Joining the majority in the 4-3 vote to implement the policy, Board Chair Dave Brown emphasized, “We need to get moving back towards education,” adding “we’ve been derailed for quite a while.” Newberg Superintendent Joe Morelock refused to enforce the policy in what the board deemed a timely manner, and was subsequently fired in November 2021 by the school board.

Senate Bill 1521 appears to be Democrats’ response to the so-called “no cause” termination of Morelock by the Newberg School Board under the terms of his contract. If passed, the new law would prevent school boards from no-cause firing of superintendents in the future.

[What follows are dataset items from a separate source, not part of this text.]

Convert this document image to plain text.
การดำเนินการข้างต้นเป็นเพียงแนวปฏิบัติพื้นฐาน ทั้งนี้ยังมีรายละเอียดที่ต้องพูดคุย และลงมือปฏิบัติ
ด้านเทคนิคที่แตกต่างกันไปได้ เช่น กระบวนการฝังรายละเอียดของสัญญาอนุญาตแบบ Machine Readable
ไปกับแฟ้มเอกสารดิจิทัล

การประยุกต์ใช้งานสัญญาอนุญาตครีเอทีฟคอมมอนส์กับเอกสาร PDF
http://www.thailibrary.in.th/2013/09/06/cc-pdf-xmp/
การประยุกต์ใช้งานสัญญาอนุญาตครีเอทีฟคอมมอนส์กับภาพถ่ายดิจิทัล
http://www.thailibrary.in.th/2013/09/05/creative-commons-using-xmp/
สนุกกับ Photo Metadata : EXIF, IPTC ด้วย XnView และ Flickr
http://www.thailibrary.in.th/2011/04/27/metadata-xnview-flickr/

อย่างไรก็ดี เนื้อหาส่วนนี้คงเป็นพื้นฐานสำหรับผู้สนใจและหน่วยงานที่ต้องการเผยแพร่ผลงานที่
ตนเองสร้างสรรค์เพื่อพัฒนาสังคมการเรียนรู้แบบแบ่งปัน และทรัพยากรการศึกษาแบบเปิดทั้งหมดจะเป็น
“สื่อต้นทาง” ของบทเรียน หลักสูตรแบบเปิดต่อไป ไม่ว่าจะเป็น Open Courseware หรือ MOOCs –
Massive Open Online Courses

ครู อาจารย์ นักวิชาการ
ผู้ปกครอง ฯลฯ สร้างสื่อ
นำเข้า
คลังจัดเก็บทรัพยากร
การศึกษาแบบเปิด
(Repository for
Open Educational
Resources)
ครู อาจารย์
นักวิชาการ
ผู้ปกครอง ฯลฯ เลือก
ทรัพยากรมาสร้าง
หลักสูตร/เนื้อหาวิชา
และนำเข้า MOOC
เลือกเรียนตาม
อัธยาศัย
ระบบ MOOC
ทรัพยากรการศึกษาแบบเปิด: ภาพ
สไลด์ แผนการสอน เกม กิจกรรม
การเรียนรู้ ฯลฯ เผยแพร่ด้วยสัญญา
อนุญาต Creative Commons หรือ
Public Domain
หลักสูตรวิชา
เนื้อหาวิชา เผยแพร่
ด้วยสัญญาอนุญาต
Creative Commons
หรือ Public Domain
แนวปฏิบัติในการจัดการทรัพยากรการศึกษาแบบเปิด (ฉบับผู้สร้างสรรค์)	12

The bill proposes provisions for the termination of superintendents prior to the expiration of their contracts. It states:
If the superintendent and the district school board mutually agree to include a termination-without-cause provision in the contract, the district school board may terminate the superintendent’s employment, without cause, at any time during the contract period only if the district school board provides the superintendent with at least 12 months’ notice of the termination. Nothing in this subparagraph authorizes the district school board to make a wrongful termination or a termination for any reason described in subsection (3)(a) of this section.
In a public testimony opposing the bill, Ben Edtl, CEO of the nonpartisan group Free Oregon, called the bill “absolutely senseless.”
Given that the [Oregon Department of Education] runs one of the worst performing public school systems in the nation, why would it make any sense to give more power to the state over local school districts?” he asked. “Considering that the school board members were democratically elected to remove this political indoctrination from their public school district, there must be no other way to interpret SB 1521 as an anti-democratic attempt to block taxpayers from influencing the public education they pay for.

I'm sure the legislature would have no trouble firing a superintendent for supporting Donald Trump. 


  1. Sounds like they had cause. He refused to implement the board policy.

  2. That was my thought, but then I thought "without cause" might be a legal term of art that doesn't quite work the way us laymen might think from the name.